Tamara KONDRATIEVA : Bolchevicks et Jacobins, une captation d'héritage ?
Avant 1917, la Russie était loin d'être le seul pays où l'on se référait à la Révolution française pour résister à l'oppression. Après 1917 en revanche, la situation en Russie a cela d'extraordinaire, que l'imaginaire issu de la Révolution française obtient ici une fonction dans la vie réelle, un poids politique et social inconnus ailleurs. Un exemple de reenactement apparaît alors. Lénine, bien que prévenu des impossibilités historiques par la Révolution française, sait aussi l'utiliser. En s'engageant dans la Nouvelle politique économique en 1921, il pense ouvrir des possibilités nouvelles par l'auto-thermidorisation. Staline, convaincu qu'il ne peut pas contourner les impossibilités de l'Histoire incarnées dans l'expérience française, met fin à la NEP pour éviter Thermidor. Cette intervention autour des enjeux de Thermidor en Russie propose de réfléchir sur la dimension performative des analogies historiques.

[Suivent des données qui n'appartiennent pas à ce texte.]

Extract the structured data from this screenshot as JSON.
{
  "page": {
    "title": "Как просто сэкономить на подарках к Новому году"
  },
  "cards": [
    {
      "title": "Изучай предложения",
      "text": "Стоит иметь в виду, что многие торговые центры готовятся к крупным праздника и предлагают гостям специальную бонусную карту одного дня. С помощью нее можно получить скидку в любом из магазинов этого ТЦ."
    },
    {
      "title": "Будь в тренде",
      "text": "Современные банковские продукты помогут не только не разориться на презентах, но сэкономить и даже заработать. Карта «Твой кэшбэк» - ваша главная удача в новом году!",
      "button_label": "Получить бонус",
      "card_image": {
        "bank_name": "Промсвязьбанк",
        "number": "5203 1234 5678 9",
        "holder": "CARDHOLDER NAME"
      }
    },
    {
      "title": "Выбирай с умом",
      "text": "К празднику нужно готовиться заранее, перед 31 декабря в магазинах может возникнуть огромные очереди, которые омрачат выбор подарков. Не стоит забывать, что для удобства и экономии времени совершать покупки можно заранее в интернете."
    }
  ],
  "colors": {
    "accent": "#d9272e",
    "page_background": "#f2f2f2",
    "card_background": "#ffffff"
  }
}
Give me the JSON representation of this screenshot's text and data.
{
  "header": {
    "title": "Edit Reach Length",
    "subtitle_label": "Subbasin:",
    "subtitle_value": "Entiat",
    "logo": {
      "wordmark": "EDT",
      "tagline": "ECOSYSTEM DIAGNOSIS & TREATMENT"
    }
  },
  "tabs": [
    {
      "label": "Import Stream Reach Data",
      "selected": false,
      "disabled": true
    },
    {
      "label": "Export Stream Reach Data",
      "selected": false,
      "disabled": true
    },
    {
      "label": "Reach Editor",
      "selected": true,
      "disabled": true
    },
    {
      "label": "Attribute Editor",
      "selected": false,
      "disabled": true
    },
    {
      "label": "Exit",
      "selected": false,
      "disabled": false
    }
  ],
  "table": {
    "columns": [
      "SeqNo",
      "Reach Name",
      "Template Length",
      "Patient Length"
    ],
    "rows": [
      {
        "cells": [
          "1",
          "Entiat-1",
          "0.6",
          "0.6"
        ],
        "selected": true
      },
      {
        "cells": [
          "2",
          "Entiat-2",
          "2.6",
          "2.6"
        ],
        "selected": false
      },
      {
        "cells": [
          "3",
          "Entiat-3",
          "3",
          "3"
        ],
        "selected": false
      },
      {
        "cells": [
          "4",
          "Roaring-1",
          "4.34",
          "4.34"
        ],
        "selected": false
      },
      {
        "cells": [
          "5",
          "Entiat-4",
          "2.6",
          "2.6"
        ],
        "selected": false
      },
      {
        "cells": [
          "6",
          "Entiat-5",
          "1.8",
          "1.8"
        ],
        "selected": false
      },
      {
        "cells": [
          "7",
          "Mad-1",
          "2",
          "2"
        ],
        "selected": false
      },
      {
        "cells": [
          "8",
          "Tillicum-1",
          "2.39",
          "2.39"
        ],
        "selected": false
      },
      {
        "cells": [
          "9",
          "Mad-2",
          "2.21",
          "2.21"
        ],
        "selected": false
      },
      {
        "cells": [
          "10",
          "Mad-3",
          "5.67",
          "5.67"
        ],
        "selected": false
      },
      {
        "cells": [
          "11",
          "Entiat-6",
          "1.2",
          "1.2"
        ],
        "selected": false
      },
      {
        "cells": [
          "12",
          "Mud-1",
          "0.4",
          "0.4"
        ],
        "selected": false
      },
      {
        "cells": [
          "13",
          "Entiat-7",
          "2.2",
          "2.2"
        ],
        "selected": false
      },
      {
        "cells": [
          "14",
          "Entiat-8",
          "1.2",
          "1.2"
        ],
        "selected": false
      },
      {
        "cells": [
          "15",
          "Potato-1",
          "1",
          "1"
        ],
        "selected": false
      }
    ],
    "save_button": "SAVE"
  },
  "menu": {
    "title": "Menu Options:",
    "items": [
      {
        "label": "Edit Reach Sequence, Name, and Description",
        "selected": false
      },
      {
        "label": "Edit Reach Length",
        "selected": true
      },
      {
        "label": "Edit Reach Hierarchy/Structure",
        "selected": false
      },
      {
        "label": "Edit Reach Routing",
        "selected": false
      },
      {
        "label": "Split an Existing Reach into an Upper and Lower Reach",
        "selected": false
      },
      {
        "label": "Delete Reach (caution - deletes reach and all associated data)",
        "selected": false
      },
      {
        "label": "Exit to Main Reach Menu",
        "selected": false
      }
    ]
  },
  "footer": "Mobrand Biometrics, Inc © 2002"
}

Tamara Kondratieva, professeur émérite des Universités et membre associé du Centre d'études des mondes russe, caucasien et centre-européen (cercec/ehess/cnrs).
Publications
Bolcheviks et Jacobins. Itinéraire des analogies, 2e édition, Paris, Les Belles Lettres, 2017.
"La fin des révolutions : Raskolnikov et Robespierre", Cahiers du Monde russe, 58/1-2, 2017.
"1917, la révolution à la française ou à la russe ?", in L'idée russe face aux idées occidentales (à paraître).
"La Révolution française et la révolution d'Octobre dans le discours historiographique", à paraître en russe dans les Actes du colloque "100 ans de la Grande révolution russe" (Moscou, 9-11 octobre 2017).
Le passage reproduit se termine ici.